Alex attended Dartford Grammar School before starting as a Thames Waterman and Lightermen gaining over 30 years of industry experience. Alex began his career as a bound apprentice in July 1991 with Don Hickman as his Master. His father had worked afloat as an engineer on passenger boats, the Hickman family river connections can be traced back to 1715.
He received his freedom in July 1996. Alex started working at Catamaran cruises in his first year as an apprentice. He had already been working there as a barman on the Valulla with his Father Mick and Paul Evans. He went on to Cleanaway around 1993/94 whilst still apprenticed. As well as being a lighterman at Cleanaway, he was also a bosun at Grosvenor dock and then at Cringle until Cleanaway ended. In 2002, Alex went on to join London River Services (LRS) as a pier controller.
As well as a Journeyman Freeman he also became a Craft Owning Freeman of the Watermen’s Company on 5th July 2017 having obtained his Freemen of the City of London
In addition to his full time post with LRS, he held the position of Training officer for the Company of Watermen & Lightermen, responsible for overseeing and tutoring apprentices for their Tier 1 Level 2 Boatmasters along with their Freedom.
He has been responsible for overseeing the personal development of over 100 apprentices. He has also played a major role in coordinating with external regulators such as PLA and MCA.
Alex was also an expedition leader using his UK Mountain Leader qualifications to supervise groups and individuals and family members in mountainous and wilderness environments.

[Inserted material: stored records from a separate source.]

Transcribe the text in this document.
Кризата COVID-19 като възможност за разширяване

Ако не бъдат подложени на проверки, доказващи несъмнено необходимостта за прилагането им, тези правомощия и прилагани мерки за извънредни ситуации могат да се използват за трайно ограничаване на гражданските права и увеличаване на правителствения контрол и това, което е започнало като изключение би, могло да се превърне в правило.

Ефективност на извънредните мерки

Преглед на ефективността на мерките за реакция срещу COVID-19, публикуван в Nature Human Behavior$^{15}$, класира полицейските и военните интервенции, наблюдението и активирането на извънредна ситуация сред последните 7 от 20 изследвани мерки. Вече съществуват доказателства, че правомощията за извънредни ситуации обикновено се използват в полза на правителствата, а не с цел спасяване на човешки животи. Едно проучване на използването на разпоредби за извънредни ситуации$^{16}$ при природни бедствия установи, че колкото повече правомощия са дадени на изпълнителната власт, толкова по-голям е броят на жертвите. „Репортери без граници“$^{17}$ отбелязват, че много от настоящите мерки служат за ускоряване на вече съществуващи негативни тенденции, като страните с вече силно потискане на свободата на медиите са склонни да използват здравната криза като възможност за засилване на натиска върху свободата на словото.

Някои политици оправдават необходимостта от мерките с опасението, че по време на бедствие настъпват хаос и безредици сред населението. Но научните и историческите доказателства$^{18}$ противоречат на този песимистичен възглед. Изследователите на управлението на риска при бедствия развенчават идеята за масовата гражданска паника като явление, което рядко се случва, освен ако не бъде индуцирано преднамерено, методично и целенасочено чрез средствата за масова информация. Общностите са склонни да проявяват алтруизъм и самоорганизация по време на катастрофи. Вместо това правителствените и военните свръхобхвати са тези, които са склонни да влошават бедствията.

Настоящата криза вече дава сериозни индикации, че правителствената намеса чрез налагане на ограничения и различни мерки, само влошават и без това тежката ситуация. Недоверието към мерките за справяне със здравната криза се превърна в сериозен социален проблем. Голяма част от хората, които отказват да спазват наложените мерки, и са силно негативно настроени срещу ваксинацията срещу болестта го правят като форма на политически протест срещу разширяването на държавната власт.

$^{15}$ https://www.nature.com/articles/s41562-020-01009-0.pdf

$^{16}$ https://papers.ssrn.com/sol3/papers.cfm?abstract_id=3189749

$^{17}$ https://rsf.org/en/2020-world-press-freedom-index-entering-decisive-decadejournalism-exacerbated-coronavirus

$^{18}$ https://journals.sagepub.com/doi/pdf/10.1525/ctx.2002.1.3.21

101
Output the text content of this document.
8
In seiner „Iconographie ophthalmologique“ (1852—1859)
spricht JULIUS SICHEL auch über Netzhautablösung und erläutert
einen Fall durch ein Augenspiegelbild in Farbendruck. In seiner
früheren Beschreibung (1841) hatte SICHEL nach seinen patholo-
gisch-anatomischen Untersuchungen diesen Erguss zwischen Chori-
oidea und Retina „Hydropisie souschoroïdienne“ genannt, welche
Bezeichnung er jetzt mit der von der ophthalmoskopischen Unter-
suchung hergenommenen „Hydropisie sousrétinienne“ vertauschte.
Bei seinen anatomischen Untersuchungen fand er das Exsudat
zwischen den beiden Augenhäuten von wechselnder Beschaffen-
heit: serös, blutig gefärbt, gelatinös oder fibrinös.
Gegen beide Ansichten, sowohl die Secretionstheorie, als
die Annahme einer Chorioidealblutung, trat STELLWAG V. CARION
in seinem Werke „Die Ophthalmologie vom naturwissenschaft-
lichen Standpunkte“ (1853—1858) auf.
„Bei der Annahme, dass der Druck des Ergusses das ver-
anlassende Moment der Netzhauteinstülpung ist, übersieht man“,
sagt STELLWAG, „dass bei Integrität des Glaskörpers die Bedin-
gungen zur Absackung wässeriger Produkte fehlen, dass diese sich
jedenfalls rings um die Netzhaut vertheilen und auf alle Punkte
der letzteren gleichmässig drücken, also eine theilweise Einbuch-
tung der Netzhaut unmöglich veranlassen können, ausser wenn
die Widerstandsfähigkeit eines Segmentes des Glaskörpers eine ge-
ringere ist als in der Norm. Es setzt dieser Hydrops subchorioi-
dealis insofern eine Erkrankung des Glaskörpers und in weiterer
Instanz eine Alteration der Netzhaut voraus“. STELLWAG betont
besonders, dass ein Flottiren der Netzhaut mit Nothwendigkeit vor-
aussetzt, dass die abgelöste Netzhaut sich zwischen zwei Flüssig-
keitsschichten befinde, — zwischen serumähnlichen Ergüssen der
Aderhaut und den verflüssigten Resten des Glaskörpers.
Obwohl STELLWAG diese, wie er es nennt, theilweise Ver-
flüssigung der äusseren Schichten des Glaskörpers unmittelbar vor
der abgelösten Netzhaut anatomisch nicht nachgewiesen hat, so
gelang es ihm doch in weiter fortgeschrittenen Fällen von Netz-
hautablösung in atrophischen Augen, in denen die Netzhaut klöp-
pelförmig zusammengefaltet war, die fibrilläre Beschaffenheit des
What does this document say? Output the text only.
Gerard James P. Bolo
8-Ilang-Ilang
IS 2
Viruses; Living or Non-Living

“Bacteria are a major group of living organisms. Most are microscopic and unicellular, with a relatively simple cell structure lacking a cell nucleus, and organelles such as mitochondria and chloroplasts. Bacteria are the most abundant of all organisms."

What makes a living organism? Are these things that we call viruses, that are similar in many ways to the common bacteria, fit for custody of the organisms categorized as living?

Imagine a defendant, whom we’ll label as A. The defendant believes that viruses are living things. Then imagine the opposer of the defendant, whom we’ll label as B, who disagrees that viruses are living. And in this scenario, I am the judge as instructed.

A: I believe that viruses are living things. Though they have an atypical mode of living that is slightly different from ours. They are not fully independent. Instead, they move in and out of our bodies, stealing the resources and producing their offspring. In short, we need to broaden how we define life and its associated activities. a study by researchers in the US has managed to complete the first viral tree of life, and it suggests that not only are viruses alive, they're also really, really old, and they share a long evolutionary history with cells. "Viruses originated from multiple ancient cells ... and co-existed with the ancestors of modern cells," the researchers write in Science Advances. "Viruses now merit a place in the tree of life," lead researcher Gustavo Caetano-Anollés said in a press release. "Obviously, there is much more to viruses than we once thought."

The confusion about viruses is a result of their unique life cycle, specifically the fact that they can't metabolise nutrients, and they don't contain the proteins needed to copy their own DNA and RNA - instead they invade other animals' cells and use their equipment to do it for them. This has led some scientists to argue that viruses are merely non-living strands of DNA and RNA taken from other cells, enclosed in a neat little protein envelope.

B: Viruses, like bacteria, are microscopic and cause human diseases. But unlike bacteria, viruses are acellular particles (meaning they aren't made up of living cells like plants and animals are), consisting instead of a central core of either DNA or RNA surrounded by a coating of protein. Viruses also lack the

He was also an avid Liverpool Football Club supporter.
Later in his working life he worked hard studying and obtained a First class honours degree in Geological and earth sciences/Geosciences.
Alex also played his part with his trade union always striving for better pay and conditions for his fellow river workers.
Alex will be sadly missed by his wife Rachelle and three children Emily, Max and Stephen, and by everyone on our River Thames, but particularly by the apprentices he helped.